If this was the other way round you'd be getting lots of 'He's just not that into you' posts.

So...she's just not that into you.

All the angst about whether things might be different, it's irrelevant.

If she wanted to be with you, she'd make it happen regardless of work, friends etc. Let it go, dust yourself off and get back out there. It sounds like you're ready for a relationship but you might need to work on your boundaries and learn to take a hint.

I know it's confusing when someone seems keen and then backs off, but that doesn't happen if they're really into you. The more you chase, the faster she'll run. You need to walk away and if she realises she's made a terrible mistake, she knows where you are, but chances are she's just not feeling it any more and ended it by text because she knew you'd be hurt and try to talk her out of her decision.

She has every right to end it for whatever reason (or even for no discernible reason) and while it would be polite to talk about it, she seems to have gone into quite some detail in her message, she hasn't just gone quiet. Respect her boundaries and leave it now.
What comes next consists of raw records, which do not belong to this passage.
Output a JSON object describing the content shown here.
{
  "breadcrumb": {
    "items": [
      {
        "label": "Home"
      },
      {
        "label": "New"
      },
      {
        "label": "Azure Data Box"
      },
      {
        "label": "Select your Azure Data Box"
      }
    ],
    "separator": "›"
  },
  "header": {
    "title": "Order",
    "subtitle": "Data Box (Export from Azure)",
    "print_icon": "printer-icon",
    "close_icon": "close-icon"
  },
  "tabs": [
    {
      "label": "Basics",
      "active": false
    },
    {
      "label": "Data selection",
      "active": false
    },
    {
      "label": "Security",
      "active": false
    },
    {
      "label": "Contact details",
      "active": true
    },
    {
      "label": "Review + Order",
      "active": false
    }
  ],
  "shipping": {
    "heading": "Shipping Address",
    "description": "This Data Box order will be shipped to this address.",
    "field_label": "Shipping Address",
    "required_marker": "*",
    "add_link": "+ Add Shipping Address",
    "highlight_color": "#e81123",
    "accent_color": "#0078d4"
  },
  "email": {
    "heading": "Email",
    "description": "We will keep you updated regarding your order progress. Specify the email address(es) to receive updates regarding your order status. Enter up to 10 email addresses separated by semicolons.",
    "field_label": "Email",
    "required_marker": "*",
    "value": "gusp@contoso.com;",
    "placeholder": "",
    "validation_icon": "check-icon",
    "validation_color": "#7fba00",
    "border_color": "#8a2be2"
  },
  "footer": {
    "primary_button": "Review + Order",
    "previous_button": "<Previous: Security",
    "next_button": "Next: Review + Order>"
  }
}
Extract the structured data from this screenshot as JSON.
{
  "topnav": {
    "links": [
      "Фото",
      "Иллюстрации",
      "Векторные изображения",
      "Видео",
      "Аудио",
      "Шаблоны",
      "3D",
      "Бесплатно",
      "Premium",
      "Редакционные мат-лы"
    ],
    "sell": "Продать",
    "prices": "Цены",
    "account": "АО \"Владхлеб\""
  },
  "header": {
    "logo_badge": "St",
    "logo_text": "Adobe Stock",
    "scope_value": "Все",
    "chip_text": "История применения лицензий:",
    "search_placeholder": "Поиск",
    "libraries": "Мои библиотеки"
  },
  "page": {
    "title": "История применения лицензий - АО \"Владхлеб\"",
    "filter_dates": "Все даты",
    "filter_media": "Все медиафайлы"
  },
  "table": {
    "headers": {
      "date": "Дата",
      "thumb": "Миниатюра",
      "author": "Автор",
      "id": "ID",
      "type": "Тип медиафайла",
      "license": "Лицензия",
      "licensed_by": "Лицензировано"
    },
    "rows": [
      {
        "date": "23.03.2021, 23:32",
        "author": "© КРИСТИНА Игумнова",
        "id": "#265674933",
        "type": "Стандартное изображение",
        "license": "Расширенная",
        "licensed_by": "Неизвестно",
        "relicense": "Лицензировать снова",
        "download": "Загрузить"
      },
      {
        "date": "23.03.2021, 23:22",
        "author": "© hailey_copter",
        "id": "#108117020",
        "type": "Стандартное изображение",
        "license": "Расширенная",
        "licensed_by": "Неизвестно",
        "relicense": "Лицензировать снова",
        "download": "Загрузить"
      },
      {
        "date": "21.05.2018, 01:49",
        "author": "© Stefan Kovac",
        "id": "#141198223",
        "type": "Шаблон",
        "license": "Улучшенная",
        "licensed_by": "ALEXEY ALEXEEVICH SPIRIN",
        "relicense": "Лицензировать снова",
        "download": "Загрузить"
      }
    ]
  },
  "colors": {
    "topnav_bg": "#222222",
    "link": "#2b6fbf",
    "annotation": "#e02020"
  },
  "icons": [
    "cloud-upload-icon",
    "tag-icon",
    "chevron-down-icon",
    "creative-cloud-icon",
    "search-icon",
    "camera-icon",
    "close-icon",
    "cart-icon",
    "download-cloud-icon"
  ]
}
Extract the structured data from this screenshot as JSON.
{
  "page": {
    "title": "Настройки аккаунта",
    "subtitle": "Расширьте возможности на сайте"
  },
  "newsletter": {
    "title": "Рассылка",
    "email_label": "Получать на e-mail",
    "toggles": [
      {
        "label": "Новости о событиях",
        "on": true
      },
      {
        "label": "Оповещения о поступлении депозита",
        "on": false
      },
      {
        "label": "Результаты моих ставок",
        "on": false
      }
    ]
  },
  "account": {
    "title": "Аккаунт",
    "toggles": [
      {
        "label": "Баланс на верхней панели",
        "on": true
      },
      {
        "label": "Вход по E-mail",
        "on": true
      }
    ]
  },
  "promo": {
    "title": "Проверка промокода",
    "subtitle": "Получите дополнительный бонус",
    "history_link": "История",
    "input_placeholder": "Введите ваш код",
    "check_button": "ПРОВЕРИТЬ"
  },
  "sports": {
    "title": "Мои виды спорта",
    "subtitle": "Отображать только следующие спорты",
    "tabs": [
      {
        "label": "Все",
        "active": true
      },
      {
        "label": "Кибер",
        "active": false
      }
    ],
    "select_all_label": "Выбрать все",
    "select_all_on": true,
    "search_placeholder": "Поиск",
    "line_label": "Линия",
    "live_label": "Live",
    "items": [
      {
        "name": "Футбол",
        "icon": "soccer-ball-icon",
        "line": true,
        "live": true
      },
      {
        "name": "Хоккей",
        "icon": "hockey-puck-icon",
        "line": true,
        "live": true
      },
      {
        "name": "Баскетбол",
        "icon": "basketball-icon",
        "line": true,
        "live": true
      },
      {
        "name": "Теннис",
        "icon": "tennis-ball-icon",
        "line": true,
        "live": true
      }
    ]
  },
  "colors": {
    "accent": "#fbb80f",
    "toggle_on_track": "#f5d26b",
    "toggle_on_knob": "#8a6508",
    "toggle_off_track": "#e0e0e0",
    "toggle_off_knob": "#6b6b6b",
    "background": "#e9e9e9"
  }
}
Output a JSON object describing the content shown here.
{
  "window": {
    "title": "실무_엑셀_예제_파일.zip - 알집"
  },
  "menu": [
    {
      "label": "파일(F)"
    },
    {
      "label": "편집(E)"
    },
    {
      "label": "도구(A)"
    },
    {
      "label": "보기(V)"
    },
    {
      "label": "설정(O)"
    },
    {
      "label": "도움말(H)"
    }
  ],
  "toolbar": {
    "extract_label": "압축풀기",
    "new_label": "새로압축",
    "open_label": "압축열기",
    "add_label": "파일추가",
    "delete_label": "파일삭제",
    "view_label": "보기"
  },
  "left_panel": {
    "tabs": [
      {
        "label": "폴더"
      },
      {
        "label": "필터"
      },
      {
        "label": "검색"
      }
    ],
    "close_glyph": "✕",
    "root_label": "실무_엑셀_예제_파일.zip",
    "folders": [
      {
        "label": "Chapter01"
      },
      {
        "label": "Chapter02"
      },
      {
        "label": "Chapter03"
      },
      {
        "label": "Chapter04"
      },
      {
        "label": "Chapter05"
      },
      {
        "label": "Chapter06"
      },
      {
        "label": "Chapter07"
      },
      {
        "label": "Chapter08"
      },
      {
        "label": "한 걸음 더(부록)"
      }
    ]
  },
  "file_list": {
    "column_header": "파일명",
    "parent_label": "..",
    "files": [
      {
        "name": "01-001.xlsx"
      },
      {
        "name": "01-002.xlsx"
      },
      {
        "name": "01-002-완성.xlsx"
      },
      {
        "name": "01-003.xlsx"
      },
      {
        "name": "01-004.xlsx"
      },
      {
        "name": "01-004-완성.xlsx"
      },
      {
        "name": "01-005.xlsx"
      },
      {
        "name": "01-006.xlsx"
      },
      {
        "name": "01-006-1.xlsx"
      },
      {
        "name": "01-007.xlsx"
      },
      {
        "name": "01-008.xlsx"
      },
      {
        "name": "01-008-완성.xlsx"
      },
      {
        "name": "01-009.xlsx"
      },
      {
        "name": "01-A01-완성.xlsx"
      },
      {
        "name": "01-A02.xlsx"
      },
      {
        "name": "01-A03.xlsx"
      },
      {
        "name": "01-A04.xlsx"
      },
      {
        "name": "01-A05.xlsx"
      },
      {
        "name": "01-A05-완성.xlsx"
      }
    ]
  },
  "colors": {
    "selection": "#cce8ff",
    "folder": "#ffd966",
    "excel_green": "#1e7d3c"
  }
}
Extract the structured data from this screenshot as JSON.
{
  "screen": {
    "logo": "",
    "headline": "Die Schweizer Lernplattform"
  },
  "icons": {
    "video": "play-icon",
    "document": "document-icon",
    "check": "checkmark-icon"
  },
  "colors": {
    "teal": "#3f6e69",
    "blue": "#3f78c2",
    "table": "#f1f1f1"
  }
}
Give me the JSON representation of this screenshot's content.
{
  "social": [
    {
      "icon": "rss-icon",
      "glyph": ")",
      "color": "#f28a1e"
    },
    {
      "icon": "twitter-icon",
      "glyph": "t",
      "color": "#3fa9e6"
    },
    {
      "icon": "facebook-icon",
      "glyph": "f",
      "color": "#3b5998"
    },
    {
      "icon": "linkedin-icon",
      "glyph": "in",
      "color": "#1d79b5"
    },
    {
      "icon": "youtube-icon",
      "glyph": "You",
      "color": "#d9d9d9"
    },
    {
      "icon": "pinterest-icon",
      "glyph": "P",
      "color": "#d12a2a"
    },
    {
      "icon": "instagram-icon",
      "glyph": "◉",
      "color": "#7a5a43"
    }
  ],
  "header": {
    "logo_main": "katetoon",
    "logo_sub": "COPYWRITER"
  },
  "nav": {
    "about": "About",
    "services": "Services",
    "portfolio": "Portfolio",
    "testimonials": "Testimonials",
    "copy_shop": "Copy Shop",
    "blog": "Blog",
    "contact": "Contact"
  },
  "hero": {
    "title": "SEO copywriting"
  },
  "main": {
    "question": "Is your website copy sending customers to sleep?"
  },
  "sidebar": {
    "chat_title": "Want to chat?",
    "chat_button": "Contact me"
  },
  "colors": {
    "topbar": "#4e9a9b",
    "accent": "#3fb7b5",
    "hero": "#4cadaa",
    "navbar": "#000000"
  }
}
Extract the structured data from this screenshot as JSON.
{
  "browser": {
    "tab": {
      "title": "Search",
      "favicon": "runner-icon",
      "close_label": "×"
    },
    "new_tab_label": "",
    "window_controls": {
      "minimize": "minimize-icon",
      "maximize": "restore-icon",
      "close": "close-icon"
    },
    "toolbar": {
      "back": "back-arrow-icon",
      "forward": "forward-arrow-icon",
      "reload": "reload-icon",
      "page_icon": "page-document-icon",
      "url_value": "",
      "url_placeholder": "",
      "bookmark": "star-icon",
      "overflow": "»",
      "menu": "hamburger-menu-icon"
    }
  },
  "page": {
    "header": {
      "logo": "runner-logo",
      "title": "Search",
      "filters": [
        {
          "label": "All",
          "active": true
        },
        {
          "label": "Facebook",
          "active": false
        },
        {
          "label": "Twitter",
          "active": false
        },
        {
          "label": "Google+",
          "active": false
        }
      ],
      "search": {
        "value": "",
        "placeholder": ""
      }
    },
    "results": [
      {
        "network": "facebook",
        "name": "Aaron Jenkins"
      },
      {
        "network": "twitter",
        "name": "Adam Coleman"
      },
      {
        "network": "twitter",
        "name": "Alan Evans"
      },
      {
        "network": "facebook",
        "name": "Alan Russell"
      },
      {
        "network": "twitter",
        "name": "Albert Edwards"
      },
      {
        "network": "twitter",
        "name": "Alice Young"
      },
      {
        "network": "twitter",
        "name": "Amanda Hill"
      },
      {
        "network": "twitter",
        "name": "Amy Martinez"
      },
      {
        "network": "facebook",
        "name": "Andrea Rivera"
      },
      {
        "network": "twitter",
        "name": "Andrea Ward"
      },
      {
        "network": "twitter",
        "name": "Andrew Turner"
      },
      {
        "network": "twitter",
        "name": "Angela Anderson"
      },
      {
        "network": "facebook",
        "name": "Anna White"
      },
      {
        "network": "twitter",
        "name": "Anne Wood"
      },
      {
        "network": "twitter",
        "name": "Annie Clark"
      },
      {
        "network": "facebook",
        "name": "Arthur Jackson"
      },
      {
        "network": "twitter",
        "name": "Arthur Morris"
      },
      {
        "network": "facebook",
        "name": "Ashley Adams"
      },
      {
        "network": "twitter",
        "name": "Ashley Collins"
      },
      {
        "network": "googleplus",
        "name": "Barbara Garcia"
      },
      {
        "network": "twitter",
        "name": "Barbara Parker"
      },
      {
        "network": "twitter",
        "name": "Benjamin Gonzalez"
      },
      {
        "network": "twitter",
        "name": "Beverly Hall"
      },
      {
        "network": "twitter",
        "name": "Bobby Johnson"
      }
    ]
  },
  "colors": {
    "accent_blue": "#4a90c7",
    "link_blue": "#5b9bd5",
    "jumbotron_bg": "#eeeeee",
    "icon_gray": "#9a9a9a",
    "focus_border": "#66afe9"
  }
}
eddielizzard · 09/05/2015 06:59

the other side vivacia, the other side! you just push it more closed Grin

Vivacia · 09/05/2015 07:26

Smile I am always doing that, even with a door at work.

It has a sign saying Pull.

Stitchintime1 · 09/05/2015 07:36

I'm sorry, but she's told you it's over. All that rambling in her first post, the "it's not you, it's me etc..." That was her telling you it's over. Sorry. It's time to focus on getting over her. Good luck.

Georgina1975 · 09/05/2015 07:49

Yes. Agree with others that she just doesn't want to be with you. Sorry.

Stop canvassing your friends now. It is natural when things go wrong, but it is not going to change the outcome. As another poster has said, give up on trying to meet-up with her to end things "nicely" (I expect she probably agreed to this to get you off her back). They have ended already. It won't be awkward at joint functions. Just keep your distance and be civil if your paths cross.